"Well, Molly, then you are in favor of the plan?" said Kate, looking at her a little anxiously.
"Yes; but then I am not unselfish, for it would be delightful for me to have Cecil in my room."
Kate gave a faint sigh.
"No one knows the difficulties under which the Dwellers in Cubicles labor," she exclaimed. "I, for instance, have a passion for certain kinds of work, but I'm afraid, although I manage to please my lecturers, that I am something of the scatter-brain order of human beings. When I hear Julia and Mary Jane chatting and quarreling, and calling across to each other over my head, and sometimes rushing to meet each other just outside my curtain, to exchange either blows or kisses, I must own that my poetic ideas or my thoughtful phrases are apt to melt into a sort of Irish frenzy. The fact is, under the existing condition of things, I indulge in Irish frenzy every night of my life, and it is bad for me in every way; it is simply ruining my character. I get into a furious passion, then I repent, and I get into bed really quite weak, it is so fearfully exhausting."
"Oh, Kate, I can't help it!" exclaimed Molly. "You must be my chum until Cecil comes. Perhaps Cecil won't come at all. Oh, I fear as much as I hope about that. If you will be satisfied to be my chum, only until Cecil comes, you are heartily welcome, Kate."

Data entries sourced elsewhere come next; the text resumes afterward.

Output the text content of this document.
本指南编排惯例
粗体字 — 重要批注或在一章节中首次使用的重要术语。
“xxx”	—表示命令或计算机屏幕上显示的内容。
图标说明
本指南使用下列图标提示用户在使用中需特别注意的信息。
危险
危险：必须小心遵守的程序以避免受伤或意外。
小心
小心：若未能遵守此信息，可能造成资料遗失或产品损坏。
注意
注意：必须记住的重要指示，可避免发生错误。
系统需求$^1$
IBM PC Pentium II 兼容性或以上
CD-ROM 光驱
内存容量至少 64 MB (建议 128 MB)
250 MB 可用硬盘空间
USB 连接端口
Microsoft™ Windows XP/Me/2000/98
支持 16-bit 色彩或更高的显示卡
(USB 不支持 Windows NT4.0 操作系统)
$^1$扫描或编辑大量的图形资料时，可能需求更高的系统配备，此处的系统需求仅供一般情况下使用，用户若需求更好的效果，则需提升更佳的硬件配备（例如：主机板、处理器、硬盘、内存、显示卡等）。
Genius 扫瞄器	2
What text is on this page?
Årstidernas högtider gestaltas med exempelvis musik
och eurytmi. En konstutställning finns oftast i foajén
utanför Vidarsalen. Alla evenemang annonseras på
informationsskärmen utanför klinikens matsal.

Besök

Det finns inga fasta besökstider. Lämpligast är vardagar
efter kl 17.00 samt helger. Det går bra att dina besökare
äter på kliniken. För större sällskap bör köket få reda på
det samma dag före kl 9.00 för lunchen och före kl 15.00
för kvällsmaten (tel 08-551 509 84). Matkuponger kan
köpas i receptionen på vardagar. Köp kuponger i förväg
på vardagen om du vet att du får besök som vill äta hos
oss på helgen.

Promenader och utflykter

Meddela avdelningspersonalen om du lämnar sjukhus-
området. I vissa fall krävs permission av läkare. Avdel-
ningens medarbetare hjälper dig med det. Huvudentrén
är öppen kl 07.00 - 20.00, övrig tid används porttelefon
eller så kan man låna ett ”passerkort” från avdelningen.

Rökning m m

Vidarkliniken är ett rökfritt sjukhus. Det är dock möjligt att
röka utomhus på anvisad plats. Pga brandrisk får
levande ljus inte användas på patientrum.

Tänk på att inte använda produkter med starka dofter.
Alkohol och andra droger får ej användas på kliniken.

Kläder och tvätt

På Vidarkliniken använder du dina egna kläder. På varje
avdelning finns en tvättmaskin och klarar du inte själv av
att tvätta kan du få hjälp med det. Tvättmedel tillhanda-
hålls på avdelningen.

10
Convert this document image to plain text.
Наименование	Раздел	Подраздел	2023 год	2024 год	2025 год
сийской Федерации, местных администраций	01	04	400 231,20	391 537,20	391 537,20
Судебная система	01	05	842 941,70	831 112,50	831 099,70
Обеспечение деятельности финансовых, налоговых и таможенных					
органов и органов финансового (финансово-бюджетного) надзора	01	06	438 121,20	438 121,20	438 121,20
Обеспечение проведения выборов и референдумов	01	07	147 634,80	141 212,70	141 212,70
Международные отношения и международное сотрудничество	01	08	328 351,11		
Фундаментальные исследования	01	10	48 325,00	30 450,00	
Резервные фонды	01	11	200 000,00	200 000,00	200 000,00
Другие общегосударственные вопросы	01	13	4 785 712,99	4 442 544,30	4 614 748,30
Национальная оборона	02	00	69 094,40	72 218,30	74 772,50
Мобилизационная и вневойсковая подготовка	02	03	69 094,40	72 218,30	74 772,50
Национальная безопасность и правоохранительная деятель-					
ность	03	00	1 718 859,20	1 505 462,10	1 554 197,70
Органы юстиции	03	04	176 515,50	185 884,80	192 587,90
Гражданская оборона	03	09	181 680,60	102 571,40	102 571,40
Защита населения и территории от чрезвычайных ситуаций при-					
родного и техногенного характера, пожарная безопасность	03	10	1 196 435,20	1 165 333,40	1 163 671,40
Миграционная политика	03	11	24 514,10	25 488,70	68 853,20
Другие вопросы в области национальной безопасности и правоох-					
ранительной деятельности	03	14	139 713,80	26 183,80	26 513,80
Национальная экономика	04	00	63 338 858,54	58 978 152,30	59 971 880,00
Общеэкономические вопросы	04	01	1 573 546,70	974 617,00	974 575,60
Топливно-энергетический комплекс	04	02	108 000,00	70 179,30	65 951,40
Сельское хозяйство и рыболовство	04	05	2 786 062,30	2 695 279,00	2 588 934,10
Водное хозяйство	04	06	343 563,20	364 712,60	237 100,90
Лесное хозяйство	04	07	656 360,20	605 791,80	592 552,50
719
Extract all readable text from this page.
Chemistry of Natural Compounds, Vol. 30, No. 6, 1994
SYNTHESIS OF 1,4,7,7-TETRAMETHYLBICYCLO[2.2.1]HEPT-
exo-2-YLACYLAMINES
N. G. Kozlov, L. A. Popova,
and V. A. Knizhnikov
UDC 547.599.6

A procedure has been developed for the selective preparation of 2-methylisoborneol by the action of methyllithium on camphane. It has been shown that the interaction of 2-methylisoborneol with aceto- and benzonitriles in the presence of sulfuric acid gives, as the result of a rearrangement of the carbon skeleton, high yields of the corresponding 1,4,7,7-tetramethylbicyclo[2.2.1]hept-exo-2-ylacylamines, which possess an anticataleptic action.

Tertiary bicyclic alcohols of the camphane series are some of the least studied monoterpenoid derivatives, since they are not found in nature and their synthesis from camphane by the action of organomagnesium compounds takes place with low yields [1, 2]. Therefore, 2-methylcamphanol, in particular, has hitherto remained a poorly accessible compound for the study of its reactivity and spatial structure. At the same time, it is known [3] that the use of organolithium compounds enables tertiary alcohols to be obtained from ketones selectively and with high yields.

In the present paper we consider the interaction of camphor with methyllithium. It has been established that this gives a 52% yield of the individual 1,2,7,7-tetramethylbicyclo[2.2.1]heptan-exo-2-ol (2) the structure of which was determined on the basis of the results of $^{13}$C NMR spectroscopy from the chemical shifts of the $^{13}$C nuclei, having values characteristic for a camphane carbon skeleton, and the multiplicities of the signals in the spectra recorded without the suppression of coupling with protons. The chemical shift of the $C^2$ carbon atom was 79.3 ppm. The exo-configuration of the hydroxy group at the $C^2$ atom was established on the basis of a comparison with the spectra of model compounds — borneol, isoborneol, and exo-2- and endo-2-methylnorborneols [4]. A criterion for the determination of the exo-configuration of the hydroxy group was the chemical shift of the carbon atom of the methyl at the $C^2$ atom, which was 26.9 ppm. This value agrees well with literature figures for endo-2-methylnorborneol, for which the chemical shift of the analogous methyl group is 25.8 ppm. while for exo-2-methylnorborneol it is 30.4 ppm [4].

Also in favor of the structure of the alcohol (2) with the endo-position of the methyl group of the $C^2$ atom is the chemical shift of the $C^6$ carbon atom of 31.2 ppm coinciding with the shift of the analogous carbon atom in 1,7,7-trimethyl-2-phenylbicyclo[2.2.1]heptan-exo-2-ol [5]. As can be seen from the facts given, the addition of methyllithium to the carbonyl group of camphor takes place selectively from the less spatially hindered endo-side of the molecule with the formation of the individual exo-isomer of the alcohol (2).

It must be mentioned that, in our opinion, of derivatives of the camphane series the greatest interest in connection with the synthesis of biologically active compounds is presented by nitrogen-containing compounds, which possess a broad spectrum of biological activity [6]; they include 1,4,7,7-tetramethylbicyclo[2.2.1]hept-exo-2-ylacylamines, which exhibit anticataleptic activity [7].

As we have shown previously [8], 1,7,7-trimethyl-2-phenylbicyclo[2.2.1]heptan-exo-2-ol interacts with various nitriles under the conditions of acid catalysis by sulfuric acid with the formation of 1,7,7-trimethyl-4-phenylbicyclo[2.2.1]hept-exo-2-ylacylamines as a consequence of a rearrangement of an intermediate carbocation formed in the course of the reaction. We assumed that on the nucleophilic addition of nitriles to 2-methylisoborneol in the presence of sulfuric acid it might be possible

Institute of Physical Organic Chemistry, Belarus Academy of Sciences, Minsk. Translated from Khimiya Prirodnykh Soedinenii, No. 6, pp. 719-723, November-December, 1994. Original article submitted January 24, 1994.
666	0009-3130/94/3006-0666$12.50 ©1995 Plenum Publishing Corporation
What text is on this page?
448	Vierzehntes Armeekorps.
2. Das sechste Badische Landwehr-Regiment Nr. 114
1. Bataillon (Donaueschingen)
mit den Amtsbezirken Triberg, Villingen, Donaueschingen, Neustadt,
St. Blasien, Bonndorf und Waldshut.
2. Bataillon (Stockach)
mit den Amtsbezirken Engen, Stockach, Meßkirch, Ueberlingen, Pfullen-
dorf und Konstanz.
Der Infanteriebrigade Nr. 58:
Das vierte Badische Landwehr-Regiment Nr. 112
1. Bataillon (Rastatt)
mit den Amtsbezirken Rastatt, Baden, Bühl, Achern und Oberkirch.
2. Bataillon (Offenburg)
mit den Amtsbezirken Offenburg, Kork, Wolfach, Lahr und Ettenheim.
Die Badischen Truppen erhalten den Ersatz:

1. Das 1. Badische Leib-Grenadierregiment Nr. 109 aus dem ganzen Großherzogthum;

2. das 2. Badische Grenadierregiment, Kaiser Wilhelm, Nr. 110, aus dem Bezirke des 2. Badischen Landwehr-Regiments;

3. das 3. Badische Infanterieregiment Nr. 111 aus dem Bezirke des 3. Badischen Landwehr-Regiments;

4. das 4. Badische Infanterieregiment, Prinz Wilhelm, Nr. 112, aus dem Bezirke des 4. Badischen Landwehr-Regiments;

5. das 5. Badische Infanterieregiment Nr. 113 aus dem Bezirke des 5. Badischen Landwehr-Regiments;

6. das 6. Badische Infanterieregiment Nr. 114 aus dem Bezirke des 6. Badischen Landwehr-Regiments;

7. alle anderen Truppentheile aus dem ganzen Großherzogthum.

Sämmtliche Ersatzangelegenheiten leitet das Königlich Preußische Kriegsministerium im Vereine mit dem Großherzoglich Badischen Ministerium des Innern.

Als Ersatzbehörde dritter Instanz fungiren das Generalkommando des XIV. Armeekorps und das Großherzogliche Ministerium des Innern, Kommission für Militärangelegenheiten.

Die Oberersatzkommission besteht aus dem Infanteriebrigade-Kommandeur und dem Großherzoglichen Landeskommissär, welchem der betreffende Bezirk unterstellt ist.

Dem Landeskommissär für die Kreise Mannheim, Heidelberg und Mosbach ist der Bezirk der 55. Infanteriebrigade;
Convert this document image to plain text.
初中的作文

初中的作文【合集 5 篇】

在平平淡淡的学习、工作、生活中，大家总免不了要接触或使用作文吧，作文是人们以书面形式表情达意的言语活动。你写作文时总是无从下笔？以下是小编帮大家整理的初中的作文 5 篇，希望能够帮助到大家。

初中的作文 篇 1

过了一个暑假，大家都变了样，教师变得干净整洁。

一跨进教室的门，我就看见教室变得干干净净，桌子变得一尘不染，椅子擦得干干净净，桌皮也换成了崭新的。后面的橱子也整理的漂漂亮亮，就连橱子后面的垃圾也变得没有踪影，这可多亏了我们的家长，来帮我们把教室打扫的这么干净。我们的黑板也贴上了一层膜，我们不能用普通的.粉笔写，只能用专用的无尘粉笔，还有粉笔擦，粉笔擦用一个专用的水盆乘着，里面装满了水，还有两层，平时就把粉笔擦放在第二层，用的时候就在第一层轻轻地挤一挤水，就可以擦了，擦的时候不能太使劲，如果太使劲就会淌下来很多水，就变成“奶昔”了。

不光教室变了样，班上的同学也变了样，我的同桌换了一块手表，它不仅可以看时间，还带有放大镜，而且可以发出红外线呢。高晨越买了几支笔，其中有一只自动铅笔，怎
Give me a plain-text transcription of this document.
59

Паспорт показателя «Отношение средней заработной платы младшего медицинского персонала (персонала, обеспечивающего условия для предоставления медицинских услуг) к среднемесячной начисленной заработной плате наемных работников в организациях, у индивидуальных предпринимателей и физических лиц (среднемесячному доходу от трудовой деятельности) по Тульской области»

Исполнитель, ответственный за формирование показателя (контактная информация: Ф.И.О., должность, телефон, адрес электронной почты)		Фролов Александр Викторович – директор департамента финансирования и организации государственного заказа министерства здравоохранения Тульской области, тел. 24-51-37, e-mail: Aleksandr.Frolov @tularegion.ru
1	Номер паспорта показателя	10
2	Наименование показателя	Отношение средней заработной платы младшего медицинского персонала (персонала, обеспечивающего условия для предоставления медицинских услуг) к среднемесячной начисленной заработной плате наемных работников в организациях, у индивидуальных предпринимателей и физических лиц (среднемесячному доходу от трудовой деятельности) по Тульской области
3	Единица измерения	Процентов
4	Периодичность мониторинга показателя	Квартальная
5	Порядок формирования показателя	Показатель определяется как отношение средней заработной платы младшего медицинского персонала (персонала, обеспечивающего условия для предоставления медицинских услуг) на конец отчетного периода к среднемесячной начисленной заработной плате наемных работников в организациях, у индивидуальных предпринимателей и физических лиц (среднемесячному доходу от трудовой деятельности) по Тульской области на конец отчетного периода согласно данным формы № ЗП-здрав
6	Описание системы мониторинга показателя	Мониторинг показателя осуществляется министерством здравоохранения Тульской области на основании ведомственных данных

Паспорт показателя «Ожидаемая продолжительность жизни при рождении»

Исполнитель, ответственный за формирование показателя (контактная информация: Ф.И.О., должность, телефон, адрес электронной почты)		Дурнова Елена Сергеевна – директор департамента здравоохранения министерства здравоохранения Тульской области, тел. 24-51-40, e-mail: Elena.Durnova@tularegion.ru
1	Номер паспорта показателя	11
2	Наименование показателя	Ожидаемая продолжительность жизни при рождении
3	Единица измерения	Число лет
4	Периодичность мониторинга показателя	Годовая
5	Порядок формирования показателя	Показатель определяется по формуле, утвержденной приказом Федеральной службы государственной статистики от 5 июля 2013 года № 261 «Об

"You are a duck, and I accept heartily," said Kate, in her frank way; "but because I have reached an ark of shelter, that is no reason why I should not extend a vigorous hand to a drowning sister."
"Mary Jane, for instance," exclaimed Amy. "Who is the unfortunate victim who is to admit that Dweller in Cubicles into her inner sanctuary?"
"Twenty to one Mary Jane won't wish to go," replied Kate. "Anyhow, the nice, honest, hard-working, white sheep can't be crushed on account of the black. I am going to draw up rules for the new club to-morrow. I shall quote Molly Lavender as a noble example of unselfishness. I shall have an interview with Miss Leicester, and get her to give her sanction to my scheme. Oh, I'm certain she will, when she recognizes the terrible position of the studiously minded Dwellers in Cubicles."